The data appeared when exported CSV like this in version 3.x:

image

However in version 2.x, it looks like this:

image

davidism commented 2 months ago

We need a minimal reproducible example demonstrating that the issue is in Werkzeug. We can't debug Apache Superset or this complicated example. This also looks like an encoding issue either during writing the file or opening in Excel, which is not handled by Werkzeug.

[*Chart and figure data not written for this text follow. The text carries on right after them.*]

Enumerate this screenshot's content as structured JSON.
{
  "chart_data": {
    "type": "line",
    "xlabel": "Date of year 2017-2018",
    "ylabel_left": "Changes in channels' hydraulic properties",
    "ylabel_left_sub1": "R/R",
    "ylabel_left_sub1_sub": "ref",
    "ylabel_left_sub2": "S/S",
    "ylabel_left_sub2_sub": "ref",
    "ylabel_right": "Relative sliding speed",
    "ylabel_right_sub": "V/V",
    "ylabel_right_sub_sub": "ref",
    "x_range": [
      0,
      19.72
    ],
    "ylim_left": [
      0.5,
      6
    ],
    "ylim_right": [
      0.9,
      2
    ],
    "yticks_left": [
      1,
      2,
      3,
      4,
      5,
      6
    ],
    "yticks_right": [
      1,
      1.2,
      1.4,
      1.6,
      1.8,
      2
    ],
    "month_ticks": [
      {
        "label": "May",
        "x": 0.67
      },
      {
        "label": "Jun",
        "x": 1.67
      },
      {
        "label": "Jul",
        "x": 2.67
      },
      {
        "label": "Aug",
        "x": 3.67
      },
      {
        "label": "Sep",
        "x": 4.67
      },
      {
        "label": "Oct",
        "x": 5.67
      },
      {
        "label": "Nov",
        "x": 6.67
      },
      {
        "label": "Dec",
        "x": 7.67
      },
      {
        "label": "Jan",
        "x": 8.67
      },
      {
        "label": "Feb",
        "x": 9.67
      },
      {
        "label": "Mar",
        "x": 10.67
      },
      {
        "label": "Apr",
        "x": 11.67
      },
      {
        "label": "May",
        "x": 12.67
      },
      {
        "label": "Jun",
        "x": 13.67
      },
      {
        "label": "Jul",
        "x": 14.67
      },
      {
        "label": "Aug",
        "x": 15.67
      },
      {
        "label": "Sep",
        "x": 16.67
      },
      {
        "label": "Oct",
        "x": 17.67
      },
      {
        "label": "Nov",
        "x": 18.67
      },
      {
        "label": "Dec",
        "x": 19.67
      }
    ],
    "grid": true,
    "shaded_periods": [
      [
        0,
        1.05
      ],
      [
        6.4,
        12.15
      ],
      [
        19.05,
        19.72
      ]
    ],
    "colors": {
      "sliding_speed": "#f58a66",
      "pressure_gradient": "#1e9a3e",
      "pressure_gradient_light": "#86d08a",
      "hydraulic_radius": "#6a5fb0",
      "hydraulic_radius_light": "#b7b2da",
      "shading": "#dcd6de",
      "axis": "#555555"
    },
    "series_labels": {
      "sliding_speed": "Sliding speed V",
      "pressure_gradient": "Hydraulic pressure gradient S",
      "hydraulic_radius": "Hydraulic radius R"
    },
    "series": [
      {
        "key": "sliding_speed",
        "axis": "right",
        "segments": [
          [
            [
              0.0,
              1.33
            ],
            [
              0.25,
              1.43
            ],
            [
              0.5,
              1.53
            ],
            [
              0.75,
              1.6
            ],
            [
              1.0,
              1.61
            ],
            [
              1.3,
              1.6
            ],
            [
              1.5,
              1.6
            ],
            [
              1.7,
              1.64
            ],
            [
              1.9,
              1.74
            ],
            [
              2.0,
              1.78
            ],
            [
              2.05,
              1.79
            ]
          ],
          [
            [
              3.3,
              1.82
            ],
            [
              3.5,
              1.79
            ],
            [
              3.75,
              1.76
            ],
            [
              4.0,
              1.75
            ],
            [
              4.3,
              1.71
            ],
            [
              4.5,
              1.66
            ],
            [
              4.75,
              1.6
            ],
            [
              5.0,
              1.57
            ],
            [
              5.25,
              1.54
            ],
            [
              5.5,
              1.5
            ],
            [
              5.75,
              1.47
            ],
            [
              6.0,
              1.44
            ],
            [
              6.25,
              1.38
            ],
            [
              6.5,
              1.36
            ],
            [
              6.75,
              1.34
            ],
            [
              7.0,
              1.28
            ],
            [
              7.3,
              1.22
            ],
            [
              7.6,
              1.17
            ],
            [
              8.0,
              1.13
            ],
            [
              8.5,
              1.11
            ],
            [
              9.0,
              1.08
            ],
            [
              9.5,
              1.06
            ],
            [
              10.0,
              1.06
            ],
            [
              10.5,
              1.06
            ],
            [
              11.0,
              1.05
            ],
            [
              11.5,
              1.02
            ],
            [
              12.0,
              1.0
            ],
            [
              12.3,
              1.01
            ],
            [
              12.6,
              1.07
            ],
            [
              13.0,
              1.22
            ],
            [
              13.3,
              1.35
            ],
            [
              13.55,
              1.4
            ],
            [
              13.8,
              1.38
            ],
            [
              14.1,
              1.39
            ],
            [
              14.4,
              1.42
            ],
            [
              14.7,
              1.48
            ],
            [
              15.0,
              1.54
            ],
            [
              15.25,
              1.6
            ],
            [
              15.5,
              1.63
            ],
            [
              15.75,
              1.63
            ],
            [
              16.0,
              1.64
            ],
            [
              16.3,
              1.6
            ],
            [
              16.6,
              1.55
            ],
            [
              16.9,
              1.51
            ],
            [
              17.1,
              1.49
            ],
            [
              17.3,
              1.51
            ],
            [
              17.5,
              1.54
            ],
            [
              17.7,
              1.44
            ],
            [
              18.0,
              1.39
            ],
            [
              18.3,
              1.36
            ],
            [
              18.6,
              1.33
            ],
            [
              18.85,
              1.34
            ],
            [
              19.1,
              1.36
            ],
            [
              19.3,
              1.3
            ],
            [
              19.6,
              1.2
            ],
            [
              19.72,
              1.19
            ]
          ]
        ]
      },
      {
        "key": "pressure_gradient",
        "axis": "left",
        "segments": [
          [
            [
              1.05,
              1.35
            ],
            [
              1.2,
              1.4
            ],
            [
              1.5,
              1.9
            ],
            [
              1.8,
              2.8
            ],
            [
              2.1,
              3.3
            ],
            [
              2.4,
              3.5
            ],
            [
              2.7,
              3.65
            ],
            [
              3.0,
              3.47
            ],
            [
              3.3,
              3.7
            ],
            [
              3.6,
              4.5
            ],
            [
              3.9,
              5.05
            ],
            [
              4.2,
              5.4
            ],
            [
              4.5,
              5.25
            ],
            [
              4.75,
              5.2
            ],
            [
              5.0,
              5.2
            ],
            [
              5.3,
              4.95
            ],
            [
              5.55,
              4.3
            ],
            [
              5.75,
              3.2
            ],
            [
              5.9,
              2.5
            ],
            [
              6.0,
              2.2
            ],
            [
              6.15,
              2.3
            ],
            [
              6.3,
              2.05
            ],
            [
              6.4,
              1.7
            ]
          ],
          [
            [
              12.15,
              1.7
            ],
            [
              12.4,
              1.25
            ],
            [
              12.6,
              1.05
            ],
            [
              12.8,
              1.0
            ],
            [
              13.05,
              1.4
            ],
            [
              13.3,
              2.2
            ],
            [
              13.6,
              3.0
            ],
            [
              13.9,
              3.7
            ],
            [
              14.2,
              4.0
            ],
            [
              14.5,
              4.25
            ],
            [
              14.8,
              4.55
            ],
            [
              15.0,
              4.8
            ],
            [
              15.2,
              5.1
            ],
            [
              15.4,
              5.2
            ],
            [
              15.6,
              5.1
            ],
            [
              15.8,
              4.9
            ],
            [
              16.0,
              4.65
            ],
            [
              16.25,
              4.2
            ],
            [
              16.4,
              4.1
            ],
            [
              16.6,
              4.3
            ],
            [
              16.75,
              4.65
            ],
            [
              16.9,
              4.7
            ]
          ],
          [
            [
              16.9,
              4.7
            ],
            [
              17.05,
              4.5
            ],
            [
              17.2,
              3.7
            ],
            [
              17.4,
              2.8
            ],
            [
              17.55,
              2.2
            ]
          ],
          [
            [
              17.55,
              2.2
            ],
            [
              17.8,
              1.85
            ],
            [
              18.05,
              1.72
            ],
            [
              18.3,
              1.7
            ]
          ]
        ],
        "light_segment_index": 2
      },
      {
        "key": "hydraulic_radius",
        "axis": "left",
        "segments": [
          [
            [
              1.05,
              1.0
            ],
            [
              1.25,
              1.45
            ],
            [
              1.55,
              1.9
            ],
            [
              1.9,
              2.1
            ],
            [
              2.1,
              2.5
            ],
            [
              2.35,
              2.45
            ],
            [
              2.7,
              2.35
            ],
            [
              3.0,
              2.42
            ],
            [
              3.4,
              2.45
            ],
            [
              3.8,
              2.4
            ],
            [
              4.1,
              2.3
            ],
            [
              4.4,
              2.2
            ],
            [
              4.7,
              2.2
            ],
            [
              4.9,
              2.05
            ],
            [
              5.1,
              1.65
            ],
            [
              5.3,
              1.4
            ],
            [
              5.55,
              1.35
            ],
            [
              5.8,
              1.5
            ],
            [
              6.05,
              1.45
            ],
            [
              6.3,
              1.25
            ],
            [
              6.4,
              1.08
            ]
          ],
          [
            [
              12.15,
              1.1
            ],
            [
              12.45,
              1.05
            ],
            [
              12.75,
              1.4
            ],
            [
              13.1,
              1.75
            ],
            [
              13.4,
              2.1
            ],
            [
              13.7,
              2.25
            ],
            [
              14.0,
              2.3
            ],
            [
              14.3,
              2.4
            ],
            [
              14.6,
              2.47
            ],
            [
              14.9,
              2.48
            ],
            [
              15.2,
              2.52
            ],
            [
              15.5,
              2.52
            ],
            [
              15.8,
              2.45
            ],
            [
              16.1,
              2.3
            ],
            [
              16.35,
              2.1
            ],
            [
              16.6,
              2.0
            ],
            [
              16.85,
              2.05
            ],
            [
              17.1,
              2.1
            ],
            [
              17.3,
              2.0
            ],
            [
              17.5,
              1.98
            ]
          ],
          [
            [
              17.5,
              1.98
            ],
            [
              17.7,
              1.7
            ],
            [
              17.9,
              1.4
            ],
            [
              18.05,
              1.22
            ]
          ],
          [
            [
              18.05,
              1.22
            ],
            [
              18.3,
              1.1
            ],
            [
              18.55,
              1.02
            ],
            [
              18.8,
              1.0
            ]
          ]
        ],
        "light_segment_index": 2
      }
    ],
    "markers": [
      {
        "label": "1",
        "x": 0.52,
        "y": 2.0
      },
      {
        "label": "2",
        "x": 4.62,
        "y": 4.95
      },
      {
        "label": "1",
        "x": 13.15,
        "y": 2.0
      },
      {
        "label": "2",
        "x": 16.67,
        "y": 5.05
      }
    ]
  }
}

mistercrunch commented 2 months ago

We need a minimal reproducible example demonstrating that the issue is in Werkzeug

+1, the current issue with Werkzeug refers to Superset-specific code and they won't be able to repro/fix. Though we may get lucky and they might point to some 3.x breaking change they knew might cause this kind of issue. In any case, it'd be good to get to the specifics of where the behavior is different from what you'd expect in Werkzeug itself.

Habeeb556 commented 2 months ago

This is strange. To reproduce the issue, I did the following:

  1. Installed Werkzeug version 3.0.3 with pip install Werkzeug==3.0.3.
  2. Restarted Superset without making any changes, get Chinese characters.
  3. Installed Werkzeug version 2.3.8 with pip install Werkzeug==2.3.8.
  4. Restarted Superset again, and the format became correct.
mistercrunch commented 2 months ago

Right, though the "minimal reproducible example" would figure out exactly what in exact method/feature we're using from Werkzeug that has changed behavior over those versions, and remove all the related Superset-specific logic. Without knowing what cause the change of behavior, it's hard to even assert that the 2.3.8 version is the correct behavior. It may happen to be the desired behavior for you in your particular use case, but doesn't mean it's right.